« Tu seras un homme mon fils ». Cette expression, si innocente à première vue, résumerait à la perfection ce qu’a été la vie de Jeremy – Jem – Callaghan toutes ces années. Il n’était même pas l’aîné, non et ce fut doublement difficile. Parce que forcément, le paternel n’avait d’yeux que pour l’aîné et oublia un peu l’éternel second, forçant Jeremy à se battre pour prouver son existence. Et le pire dans l’histoire ? C’est qu’il le fit. Il ne se déroba pas, souffrit en silence, se sacrifia au nom de
son père, son héros. Ce n’était peut-être pas la vie dont il rêvait, lui qui gamin souhaitait être pompier ou officier de police, mais il accepta de mettre ses espoirs de côté pour attirer l’attention d’un père aimé. Et finalement, il en vint presque à être heureux.
Il naquit donc le vingt-trois mars 1986, par une journée embrumée, presque neigeuse. Le troisième enfant sur trois, et le second garçon. Son grand frère, Neal, de cinq ans son aîné, sera pendant longtemps son modèle, l’exemple à suivre – il voulait attirer son attention autant que celle de leur père.
Nous sommes les Callaghan, répétait son père avec la force du désespoir. Alors, forcément, Jem finit par l’apprendre, qu’il était un Callaghan. Mais
pas de mère. Etrangement, Jeremy ne connut pas sa mère et ne s’en souvient pas davantage.
« Ta mère est morte en te mettant au monde, gamin ». Voilà la version officielle et son père le lui expliquerait à maintes reprises, d’une voix comme teintée de reproches, si bien que Jeremy en vint à penser que son père ne l’aimait pas simplement parce qu’il avait joué un rôle dans le destin tragique de son épouse bien aimée. Les choses étaient bien plus compliquées que cela mais lui, le benjamin, innocent, n’en sut jamais rien et l’histoire se tassa d’elle-même.

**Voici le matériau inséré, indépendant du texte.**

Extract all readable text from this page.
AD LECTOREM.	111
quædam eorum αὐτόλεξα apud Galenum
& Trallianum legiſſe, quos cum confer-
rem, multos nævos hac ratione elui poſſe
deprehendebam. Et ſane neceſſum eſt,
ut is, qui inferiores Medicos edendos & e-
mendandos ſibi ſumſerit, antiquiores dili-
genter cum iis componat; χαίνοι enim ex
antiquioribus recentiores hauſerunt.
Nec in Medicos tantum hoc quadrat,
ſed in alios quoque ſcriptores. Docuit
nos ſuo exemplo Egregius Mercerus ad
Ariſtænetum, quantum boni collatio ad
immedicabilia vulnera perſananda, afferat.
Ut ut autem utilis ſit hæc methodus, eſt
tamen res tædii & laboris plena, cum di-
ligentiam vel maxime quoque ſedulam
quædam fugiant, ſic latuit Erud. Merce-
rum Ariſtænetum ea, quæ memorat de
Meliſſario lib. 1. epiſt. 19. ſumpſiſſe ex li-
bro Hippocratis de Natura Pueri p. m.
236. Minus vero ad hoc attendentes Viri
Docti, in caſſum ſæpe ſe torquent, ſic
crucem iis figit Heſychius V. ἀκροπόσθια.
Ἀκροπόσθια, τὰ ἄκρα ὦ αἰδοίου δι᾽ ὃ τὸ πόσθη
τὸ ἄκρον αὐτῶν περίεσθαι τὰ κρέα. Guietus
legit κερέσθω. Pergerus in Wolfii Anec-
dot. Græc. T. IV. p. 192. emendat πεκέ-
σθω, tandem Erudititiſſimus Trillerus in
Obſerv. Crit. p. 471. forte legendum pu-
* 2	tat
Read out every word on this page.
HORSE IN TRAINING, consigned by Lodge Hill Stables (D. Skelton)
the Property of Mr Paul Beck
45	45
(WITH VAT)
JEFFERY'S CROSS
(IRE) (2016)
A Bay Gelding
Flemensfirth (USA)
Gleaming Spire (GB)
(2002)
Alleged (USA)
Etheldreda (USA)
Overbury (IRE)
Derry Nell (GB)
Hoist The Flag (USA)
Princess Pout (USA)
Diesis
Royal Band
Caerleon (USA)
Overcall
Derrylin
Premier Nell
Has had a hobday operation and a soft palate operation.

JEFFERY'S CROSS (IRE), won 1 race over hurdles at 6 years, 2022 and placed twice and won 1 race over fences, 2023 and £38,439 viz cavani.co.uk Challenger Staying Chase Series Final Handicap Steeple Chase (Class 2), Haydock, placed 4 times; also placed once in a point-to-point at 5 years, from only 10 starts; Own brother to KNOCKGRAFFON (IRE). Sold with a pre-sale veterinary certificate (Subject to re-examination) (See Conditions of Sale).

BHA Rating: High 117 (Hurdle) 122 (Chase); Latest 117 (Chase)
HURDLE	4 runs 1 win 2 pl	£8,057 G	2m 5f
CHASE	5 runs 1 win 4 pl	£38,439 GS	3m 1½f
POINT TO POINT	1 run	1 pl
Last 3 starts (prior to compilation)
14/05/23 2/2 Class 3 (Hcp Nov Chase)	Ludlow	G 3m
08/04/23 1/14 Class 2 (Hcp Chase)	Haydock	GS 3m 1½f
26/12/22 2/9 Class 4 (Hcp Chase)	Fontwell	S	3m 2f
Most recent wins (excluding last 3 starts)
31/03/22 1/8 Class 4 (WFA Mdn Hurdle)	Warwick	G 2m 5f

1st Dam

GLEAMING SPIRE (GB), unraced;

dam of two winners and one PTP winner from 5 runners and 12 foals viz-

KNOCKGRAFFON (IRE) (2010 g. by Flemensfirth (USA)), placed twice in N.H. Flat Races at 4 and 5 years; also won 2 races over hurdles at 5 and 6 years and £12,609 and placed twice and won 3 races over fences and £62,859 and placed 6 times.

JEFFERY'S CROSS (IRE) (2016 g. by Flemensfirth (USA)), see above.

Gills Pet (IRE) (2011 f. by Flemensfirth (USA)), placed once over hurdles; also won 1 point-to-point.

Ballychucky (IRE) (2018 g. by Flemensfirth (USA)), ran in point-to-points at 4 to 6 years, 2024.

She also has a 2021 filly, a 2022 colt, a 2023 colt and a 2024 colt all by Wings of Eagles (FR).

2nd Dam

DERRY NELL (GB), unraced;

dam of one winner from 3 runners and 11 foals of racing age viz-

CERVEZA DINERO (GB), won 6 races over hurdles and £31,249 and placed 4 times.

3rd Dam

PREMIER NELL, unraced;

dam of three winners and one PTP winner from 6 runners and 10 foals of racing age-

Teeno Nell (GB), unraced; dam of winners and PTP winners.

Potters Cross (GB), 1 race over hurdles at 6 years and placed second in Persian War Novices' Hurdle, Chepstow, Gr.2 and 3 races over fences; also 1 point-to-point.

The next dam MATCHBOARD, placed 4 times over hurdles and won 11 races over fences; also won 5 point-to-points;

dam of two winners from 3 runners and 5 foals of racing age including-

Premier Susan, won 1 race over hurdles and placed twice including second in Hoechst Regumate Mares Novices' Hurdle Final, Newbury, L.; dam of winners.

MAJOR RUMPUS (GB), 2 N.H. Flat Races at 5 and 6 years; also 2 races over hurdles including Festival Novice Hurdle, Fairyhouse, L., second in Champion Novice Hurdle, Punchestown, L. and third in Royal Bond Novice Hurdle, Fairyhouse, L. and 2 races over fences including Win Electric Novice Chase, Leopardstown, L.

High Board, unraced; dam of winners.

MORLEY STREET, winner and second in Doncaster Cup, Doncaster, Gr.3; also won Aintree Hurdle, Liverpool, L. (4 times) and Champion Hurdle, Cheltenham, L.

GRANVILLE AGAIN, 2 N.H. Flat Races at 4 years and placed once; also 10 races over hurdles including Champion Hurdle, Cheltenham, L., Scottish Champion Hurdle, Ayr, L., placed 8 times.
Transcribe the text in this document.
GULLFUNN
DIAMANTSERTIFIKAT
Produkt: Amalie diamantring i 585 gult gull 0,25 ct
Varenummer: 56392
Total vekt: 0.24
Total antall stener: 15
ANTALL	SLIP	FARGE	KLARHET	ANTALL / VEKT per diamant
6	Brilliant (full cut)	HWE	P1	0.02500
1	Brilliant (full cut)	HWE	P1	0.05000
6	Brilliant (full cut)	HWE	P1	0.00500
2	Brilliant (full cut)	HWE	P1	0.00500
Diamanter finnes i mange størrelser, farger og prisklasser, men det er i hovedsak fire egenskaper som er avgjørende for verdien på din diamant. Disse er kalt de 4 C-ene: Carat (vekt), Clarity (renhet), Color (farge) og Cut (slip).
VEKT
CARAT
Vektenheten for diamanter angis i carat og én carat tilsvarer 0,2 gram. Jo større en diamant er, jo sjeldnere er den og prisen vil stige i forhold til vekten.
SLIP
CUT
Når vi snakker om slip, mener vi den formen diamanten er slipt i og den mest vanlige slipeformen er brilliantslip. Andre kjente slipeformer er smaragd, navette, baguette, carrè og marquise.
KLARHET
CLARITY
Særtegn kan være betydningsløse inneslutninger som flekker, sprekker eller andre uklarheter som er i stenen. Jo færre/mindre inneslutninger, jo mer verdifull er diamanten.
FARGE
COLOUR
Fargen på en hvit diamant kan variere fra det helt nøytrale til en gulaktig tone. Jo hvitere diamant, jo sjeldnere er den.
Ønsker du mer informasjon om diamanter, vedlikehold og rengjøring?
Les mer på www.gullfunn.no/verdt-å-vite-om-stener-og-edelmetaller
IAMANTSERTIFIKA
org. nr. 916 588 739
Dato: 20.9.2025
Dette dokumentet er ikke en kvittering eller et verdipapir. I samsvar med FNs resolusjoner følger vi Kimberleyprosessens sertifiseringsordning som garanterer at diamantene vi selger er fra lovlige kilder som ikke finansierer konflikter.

Pas de mère mais une vie heureuse tout de même.
Il ne grandit pas seul, et le rôle de benjamin avait à la fois des avantages et des inconvénients. Choyé par sa sœur, raillé/protégé par son frère, invisible pour le père. Un système bien huilé mais pourtant, pourtant ! Jem restait optimiste. Toute son enfance fut ponctuée de souvenirs heureux et de rires cristallins. Il découvrit son amour pour les livres et son insatiable soif de connaissance dès qu’il fut en âge de se rendre à l’école – sa fierté ! – et dès lors, il commença à écrire et ne cessa jamais. Des articles, des poèmes, puis des nouvelles et parfois même, des romans qui n’aboutirent jamais. Dire que son enfance était idyllique n’est pas entièrement vrai. Des déceptions, il en connut un certain nombre. Ce gosse rachitique toujours un peu ailleurs, perdu dans ses livres, qui n’aimait pas le sport et jetait un coup d’œil dédaigneux aux autres garçons, les gros durs de l’école. Il n’était pas très aimé à l’époque. Non pas détesté, après tout ! Il n’avait fait de mal à personne, au contraire. Mais on l’oubliait.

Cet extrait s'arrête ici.